Tuesday, November 8, 2016

Why #ImWithHer - An Ode To Hillary Clinton

On November 4, 2008, I was in Chicago, watching a black man walk on a stage in Grant Park to accept the US nation’s decision for him to be the 44th President of the United States. No eye remained dry as people knew that what had just happened was extraordinary: no other black man had ever been able to do what Barack Obama did that night! I am not black, and could never attempt to comprehend what that meant for the black community of the US. Then, I knew that a minority had become the most powerful man in the world, and even without belonging to that minority, that fact touched my heart and made me feel like this biased, sometimes cruel world had made a huge step towards progress. This year, on November 8, 2016, I will potentially grasp what that night in 2008 meant to black people: A woman could be up on that stage, again for the first time, and make another of these huge steps for the world possible.

I am not black, but I am a woman. Coming from an all-girls Catholic private school, I didn’t fathom why being a woman would put me in minority status: I was really good at all subjects, especially physical education, and I was getting all the things boys could have, at least as far as I could observe. Only after school it finally dawned on me I had been protected from reality. In that reality, I am not equal, I can do less things physically than a man and I do not always get the same thing boys get, at least at the same price. As much as I can never understand what discrimination against a skin color feels like despite my experiences with reverse racism in Kenya, no man will ever be able to tell me what discrimination against my sex feels like. It doesn’t feel good! It feels unfair and it is unfair. It feels wrong and it is indeed very wrong most of the time. So for a woman to become the most powerful person in the world, whether she’s a crook or not, will be good for women, if only in symbolic terms. Period!

I can make a valid case for Hillary Clinton to become the next US President without even having to mention her catastrophic opponent. In fact, I have been doing just that as I have endorsed Hillary Clinton for the gig since November 5, 2008. Obama was fantastic, and my narrow first choice, the last time around. But for me, it was always going to be Hillary next. One day, not even a long time ago, I watched her defend her choice to oppose gay marriage in the past, and I heard her say “I was wrong!” Just like me, there were days when Hillary did not see the necessity for gay marriage, and through exchange and consideration she had, just like me, changed her mind. To me this character trait was more worth than her past disapproval. Unlike her reputation of being a robot, I felt that Hillary had there and then proved that she was a human being. One who fails sometimes. Unlike many, however, she had the strength to admit it, too.

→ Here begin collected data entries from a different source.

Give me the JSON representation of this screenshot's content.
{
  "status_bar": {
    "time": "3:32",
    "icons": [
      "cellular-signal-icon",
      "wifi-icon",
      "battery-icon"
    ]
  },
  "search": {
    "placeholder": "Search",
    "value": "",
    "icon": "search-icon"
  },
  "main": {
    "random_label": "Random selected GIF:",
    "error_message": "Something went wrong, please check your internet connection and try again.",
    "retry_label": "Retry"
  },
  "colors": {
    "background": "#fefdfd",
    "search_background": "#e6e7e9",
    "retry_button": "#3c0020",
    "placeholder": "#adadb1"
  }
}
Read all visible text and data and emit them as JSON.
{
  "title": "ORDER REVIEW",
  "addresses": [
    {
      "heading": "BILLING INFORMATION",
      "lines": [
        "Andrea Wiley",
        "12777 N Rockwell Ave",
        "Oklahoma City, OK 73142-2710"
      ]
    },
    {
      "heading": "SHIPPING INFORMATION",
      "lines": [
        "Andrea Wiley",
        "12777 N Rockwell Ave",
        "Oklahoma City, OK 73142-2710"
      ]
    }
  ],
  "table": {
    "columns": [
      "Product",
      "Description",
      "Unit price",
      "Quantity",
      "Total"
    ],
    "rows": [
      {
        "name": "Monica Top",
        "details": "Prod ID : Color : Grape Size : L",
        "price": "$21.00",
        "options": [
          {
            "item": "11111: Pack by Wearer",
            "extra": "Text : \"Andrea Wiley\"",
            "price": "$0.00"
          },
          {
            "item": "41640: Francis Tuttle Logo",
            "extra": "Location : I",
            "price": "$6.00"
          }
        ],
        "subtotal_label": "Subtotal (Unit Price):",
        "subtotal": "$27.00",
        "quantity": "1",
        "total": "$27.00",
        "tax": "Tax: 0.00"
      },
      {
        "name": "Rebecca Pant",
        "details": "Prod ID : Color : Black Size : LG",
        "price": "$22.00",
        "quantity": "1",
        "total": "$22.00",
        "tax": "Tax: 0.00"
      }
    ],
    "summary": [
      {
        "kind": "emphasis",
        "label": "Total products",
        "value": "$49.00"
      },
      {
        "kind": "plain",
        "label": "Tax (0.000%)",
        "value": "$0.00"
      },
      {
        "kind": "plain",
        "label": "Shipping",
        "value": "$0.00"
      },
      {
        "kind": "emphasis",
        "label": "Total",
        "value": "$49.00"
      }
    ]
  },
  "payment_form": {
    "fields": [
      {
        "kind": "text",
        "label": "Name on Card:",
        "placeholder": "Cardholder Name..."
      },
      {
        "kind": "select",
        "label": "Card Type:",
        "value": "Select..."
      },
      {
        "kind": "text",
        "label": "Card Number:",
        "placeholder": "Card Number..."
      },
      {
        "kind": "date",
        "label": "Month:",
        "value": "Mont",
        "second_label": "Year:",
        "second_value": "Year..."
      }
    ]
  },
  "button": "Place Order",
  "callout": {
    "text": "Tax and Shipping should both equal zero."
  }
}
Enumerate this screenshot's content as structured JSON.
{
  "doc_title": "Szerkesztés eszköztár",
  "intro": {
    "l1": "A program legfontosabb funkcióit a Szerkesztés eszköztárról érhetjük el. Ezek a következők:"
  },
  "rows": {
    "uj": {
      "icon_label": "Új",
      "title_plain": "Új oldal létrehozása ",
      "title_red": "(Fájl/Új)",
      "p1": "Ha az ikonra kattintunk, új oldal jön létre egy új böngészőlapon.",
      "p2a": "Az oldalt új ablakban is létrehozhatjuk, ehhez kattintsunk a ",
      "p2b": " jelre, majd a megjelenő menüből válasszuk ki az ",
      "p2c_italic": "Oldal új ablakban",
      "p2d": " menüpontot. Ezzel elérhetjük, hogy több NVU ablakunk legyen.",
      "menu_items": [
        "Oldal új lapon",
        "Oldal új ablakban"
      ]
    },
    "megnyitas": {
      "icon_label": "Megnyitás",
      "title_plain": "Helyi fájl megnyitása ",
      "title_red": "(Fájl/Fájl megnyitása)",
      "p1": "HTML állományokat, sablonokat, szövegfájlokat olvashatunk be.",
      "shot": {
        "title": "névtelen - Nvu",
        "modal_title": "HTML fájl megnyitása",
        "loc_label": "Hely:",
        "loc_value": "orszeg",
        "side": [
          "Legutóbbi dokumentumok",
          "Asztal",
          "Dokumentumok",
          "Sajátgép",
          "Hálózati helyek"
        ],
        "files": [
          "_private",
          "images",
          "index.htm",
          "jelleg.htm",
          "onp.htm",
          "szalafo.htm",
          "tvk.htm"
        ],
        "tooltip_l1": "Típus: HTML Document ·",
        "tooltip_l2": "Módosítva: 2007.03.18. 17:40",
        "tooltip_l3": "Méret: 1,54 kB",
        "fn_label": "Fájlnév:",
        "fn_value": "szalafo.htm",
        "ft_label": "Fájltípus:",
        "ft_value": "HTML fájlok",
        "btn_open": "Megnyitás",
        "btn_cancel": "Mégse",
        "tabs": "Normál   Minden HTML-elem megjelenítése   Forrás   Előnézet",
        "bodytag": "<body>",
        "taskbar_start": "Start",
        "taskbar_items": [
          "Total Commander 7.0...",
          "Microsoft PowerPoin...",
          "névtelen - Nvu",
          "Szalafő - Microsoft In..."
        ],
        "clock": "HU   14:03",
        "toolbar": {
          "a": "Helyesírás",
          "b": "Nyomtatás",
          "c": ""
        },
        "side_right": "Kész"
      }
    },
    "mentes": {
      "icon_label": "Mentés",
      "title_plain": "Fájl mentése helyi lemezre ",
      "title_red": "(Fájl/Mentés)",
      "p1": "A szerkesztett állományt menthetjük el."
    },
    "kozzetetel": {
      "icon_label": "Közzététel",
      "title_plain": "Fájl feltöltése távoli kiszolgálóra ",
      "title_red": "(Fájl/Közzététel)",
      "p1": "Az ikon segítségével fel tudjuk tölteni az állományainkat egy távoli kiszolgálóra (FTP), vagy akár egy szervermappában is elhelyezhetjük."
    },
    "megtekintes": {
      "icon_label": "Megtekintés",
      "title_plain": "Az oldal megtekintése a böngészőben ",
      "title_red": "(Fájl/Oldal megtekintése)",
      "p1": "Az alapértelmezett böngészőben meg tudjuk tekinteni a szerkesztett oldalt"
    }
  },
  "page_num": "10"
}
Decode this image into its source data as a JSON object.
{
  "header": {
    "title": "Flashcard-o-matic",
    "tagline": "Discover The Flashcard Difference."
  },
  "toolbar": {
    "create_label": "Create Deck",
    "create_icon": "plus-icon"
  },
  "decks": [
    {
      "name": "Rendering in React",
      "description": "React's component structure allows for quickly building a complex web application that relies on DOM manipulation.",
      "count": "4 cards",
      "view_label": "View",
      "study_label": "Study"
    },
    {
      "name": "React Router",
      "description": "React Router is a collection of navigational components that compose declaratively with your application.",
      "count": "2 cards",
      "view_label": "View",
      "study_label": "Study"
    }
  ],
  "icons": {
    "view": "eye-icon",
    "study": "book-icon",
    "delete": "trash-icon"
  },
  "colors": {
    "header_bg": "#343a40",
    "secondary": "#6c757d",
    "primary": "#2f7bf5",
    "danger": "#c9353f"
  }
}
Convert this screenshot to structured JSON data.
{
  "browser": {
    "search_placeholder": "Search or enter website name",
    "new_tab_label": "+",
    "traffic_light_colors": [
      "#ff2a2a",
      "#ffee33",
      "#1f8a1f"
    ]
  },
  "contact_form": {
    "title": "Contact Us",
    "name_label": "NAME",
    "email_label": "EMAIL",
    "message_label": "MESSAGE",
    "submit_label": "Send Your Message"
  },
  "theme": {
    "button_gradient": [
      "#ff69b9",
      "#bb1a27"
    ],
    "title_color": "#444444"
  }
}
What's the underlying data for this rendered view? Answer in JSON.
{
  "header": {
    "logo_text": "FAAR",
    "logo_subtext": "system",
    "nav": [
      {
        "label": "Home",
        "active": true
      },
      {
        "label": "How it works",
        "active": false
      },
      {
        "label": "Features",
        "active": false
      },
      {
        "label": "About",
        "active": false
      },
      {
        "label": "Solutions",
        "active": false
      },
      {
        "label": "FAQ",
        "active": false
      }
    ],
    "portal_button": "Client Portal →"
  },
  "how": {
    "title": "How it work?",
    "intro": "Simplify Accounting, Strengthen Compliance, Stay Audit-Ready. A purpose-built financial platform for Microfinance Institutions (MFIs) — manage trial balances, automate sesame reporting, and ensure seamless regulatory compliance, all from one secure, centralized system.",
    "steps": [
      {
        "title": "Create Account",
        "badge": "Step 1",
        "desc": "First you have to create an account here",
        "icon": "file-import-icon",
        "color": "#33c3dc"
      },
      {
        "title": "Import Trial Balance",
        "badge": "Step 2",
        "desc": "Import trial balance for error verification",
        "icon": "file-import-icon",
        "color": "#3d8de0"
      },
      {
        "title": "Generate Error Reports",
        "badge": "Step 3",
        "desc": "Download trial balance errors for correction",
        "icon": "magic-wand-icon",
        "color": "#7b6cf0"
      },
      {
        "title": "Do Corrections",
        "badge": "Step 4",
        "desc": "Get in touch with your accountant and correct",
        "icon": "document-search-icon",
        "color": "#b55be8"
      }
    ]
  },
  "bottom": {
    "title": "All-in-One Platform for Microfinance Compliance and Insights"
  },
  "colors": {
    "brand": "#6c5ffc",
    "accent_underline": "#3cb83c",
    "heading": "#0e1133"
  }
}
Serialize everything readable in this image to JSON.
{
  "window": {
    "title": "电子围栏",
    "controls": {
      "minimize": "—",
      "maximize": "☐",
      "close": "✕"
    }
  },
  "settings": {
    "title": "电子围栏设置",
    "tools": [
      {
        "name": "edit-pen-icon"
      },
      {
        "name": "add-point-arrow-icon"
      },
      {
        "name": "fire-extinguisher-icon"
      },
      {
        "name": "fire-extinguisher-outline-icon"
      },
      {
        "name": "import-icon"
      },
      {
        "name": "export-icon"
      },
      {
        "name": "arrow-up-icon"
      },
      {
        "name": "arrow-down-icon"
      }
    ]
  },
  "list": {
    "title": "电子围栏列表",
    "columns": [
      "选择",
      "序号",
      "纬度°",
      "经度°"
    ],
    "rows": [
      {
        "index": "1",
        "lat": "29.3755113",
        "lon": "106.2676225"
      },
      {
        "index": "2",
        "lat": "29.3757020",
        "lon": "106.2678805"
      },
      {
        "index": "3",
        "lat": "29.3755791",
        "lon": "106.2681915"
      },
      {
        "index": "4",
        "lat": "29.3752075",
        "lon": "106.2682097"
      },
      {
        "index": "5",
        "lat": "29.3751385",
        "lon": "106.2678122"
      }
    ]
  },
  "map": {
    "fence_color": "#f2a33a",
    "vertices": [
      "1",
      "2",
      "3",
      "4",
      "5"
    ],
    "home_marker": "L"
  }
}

Throughout the democratic campaign, I was with her. Bernie Sanders caught my attention but, being a political scientist who simply knows that the influence Hillary had been working to gain for 30 plus years would not be challenged by a revolutionary, even in a democratic system, was palpable throughout. Bernie would have been great for the US, but the US President has a big challenge that most people just simply forget: Congress! Unfortunately, being an effective president has nothing, or little, to do with finding out what the people want and making it possible. The moment the election is over it is about Congress, influencing it to think that what you, the individual, wants is what’s best for everybody. Bernie, a fella so far left from almost every single person in Congress, would have hit a freaking wall. Hillary, on the other side, played this game for decades. Sister knows how to influence people, how to maneuver through the Washington elites and who to call when something big needs to happen. Funnily enough, that behavior exactly earned her the villain status.

It’s true: an effective politician usually doesn’t wear a white jacket. Bernie fought many fights I admire way more than I admire any fights fought by Hillary, and certainly her opponent, but Hillary has already proven to make a difference whereas no other candidate running had the platform to show that they actually can do that. Sometimes, her work had quite the negative by taste which certainly applies to her Middle Eastern policy which left much to be desired. But Hillary, unlike any other candidate, was not only part of an actual presidential administration before, she was also married to the President. There is arguably no other person on this planet who knows this job better than Hillary. And yes, in all these years there have been incidents that are not amusing about Hillary, I, myself, have made mistakes in fewer years w
ithout making them up at all. Not all of Hillary’s steps were missteps. Those expecting somebody to do a job for 30 years without failures are, quite frankly, idiots. Now it boils down to a job being up for grabs and there being the choice of somebody who has never done as much as an internship n the role and someone who is the epitome of qualification. That’s the choice this year.


And yet, Hillary’s path to the White House was so damn tough that I could never have done it. Injustice like Midwestern women calling me incapable of being commander-in-chief because I have uncontrollable hormones and my opponent, and former friend, publicly accusing me of only being with my husband, who caused me so much pain but who I just love and sacrificed almost everything for, for political gains only would have broken me. And this lady listens to it, doesn’t blink, and barely ever hit back on the same level. And that despite her emotional, female temperament. I have been a Hillary fan for over a decade now, and even as a young girl of 14 I thought that one day this lady was going to be President even before I actually realized that being a woman one CANNOT do whatever a man can do. Today is this day, and I can’t wait because it will most likely change my life, and that of half the people on this planet: women!